Jules habite dans une ferme, écoconstruite qui date des années 2020. Elle est plutôt bien conservée. Un peu plus loin, il y a des ombrières un peu anciennes aussi et les toutes nouvelles mini-éoliennes qui équipent beaucoup de maisons individuelles dans le coin qui est bien venté.

L’agriculture a radicalement changé depuis 2020 et les gestionnaires parlent d’agriculture 4.0 pour décrire cette évolution.

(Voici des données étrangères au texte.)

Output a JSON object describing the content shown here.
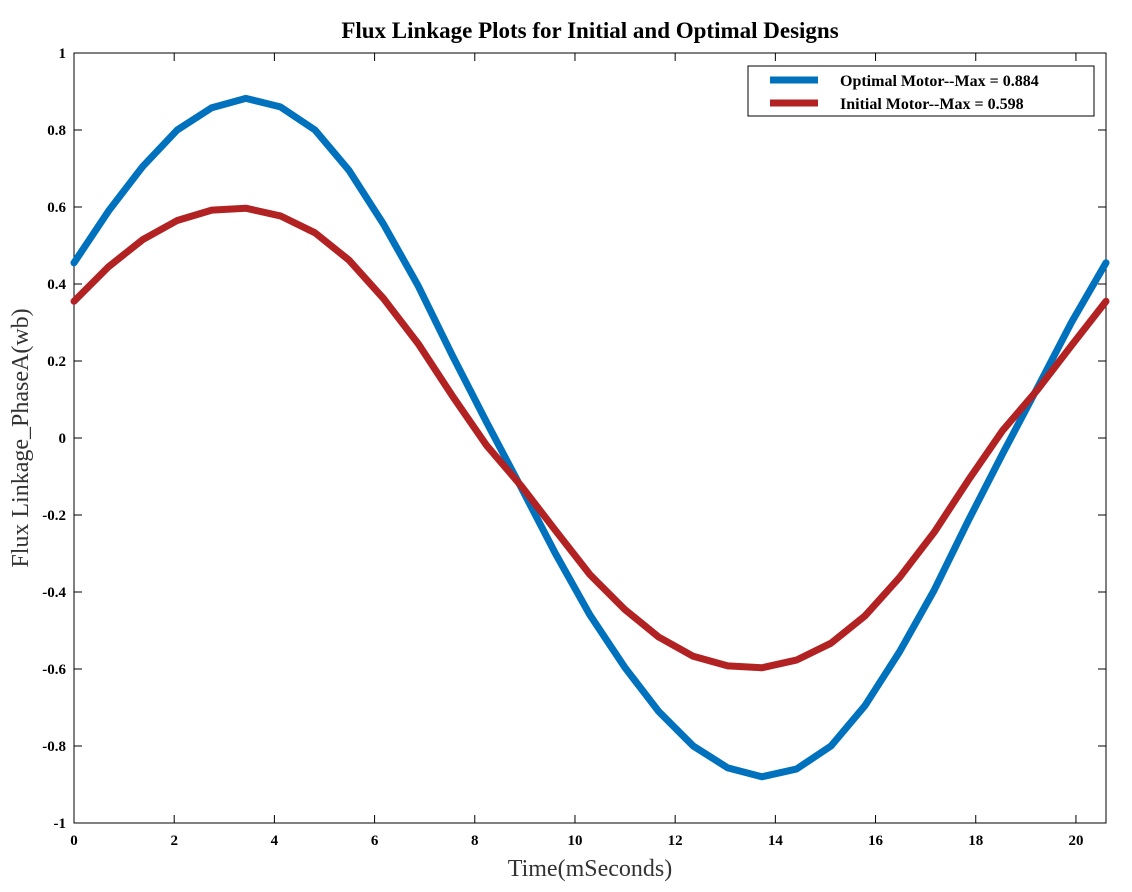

L’exploitation date de ses arrière-grands-parents. Ils avaient déjà une vingtaine d’hectares. Le mouvement dans l’agriculture sur l’agglo, et partout en France d’ailleurs, a vu le nombre d’exploitations diminuer de façon énorme et leur taille augmenter. En 2020 la famille avait plus de 200 ha. Les anciens n’arrivaient pas à transmettre. Ceux qui restaient s’associaient pour reprendre les surfaces et préserver les terres cultivées. Les terres agricoles étaient grignotées par les lotissements, les grandes surfaces, les parkings et les routes.

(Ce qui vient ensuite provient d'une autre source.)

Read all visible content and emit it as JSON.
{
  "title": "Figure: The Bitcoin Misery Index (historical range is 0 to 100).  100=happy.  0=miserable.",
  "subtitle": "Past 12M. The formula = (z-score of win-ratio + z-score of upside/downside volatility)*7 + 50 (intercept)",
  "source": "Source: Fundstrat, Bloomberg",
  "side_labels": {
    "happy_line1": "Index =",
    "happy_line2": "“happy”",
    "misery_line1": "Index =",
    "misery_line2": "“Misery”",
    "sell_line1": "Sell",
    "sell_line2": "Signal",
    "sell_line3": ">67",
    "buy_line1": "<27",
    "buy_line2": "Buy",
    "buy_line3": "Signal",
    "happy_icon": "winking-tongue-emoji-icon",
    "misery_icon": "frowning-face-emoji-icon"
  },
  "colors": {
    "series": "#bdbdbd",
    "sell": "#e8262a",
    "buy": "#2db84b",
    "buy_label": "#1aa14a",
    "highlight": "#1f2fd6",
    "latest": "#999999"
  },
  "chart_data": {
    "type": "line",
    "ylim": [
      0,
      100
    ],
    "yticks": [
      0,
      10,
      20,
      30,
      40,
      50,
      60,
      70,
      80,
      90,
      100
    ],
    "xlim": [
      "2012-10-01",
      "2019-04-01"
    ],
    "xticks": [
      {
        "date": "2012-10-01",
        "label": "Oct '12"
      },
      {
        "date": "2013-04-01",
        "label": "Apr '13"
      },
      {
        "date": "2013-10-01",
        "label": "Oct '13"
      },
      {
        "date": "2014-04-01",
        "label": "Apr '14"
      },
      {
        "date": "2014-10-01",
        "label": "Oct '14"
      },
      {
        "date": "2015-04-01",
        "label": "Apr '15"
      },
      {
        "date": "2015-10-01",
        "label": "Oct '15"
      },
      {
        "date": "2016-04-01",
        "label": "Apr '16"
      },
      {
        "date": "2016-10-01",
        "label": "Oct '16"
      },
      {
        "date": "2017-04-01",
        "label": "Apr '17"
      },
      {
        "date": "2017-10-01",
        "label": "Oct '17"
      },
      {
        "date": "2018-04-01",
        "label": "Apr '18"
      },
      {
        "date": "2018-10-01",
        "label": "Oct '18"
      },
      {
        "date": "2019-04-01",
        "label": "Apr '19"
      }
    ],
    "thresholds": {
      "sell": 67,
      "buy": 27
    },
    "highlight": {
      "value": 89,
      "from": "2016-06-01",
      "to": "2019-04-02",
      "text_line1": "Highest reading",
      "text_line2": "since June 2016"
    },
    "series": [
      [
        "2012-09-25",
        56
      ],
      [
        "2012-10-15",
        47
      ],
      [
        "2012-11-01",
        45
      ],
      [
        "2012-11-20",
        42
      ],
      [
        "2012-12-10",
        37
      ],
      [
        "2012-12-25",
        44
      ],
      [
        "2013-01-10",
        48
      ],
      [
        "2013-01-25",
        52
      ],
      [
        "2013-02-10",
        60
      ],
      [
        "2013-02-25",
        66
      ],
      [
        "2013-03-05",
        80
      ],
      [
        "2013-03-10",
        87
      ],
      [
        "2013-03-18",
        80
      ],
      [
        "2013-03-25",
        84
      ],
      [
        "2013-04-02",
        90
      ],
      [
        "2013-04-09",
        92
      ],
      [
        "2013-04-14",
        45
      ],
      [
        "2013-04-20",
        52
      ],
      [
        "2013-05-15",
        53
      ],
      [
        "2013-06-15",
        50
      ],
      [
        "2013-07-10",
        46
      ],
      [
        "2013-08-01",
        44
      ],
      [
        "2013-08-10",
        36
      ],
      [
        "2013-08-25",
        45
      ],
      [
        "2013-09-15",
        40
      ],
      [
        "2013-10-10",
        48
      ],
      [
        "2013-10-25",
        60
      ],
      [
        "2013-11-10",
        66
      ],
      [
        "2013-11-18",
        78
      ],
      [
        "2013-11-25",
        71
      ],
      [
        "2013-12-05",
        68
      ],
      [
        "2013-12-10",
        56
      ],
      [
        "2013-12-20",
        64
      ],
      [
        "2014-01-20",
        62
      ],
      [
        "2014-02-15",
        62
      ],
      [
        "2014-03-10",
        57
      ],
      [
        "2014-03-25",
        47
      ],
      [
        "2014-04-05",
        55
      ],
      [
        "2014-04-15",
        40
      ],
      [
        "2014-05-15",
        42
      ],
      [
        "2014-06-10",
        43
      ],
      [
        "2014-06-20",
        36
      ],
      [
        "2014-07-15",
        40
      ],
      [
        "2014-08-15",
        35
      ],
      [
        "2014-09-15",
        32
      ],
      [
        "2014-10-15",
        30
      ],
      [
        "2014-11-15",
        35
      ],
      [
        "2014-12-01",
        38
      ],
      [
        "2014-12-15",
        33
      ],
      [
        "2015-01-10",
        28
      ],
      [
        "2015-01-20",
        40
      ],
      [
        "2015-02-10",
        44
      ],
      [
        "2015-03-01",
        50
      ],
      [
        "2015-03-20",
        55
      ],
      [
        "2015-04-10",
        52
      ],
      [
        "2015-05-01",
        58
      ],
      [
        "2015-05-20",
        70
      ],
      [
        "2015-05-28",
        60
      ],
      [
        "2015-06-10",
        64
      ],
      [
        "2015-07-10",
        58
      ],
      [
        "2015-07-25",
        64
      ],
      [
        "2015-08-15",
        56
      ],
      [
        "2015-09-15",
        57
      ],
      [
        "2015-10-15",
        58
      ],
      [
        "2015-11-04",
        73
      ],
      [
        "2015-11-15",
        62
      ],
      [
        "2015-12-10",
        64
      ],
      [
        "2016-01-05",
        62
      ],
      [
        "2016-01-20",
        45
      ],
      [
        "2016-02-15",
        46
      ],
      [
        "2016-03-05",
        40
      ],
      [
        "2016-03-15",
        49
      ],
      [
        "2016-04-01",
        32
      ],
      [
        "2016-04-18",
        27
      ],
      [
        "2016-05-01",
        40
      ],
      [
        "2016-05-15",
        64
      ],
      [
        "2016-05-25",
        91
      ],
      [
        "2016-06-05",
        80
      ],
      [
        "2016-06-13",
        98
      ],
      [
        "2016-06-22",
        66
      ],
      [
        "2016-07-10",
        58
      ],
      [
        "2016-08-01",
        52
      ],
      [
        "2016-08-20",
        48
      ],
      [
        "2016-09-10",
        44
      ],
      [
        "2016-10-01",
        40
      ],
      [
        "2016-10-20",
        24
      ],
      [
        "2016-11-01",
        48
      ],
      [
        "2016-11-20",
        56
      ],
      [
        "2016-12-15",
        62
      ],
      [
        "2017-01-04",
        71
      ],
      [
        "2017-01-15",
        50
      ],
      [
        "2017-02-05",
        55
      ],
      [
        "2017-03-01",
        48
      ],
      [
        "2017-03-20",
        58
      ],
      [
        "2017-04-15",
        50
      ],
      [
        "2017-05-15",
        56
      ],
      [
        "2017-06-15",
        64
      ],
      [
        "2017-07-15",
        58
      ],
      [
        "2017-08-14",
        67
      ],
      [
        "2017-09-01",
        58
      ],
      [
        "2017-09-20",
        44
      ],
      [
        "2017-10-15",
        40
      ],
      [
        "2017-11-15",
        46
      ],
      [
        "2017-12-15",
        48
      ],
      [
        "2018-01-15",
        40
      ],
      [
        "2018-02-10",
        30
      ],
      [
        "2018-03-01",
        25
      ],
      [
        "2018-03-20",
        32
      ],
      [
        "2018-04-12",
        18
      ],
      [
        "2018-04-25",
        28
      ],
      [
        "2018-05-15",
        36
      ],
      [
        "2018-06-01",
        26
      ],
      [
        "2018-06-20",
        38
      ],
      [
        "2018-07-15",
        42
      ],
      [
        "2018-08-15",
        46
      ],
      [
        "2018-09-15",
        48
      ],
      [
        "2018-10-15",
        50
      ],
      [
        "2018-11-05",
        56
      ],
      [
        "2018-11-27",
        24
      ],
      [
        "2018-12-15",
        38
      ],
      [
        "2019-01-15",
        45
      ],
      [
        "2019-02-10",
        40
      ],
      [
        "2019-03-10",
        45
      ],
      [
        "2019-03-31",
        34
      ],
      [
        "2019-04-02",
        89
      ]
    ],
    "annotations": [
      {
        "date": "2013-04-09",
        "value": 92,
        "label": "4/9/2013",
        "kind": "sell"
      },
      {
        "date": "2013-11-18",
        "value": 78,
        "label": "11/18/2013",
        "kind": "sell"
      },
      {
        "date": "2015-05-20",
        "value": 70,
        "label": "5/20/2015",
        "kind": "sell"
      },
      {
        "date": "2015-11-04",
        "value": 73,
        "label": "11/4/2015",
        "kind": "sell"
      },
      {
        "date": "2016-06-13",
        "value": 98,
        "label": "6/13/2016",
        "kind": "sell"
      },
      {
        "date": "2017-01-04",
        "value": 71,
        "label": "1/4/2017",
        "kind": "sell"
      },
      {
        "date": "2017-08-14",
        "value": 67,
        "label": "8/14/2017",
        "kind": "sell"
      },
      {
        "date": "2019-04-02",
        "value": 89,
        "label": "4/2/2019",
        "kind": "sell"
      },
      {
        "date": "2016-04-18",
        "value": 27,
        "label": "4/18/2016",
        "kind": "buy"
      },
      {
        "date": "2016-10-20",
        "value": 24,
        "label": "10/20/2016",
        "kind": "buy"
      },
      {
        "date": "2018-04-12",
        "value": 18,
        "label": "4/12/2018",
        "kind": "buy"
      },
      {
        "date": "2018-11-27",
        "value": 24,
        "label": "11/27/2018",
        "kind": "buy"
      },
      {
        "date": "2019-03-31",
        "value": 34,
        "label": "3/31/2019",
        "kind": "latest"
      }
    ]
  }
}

Le programme Ceinture Verte

Depuis 2020, on n’a pas grandi en surface, par contre il y a eu des nouveaux qui se sont installés autour de nous. C’est l’effet du grand dérangement et du programme Ceinture verte.

C’est l’inverse de l’exode rural, c’est le mouvement de tous ceux qui voulaient quitter les grandes villes pour venir à la campagne. On ne pouvait plus prendre l’avion. Alors les champs de blé, les p’tits oiseaux, ça a bien tenté les parisiens.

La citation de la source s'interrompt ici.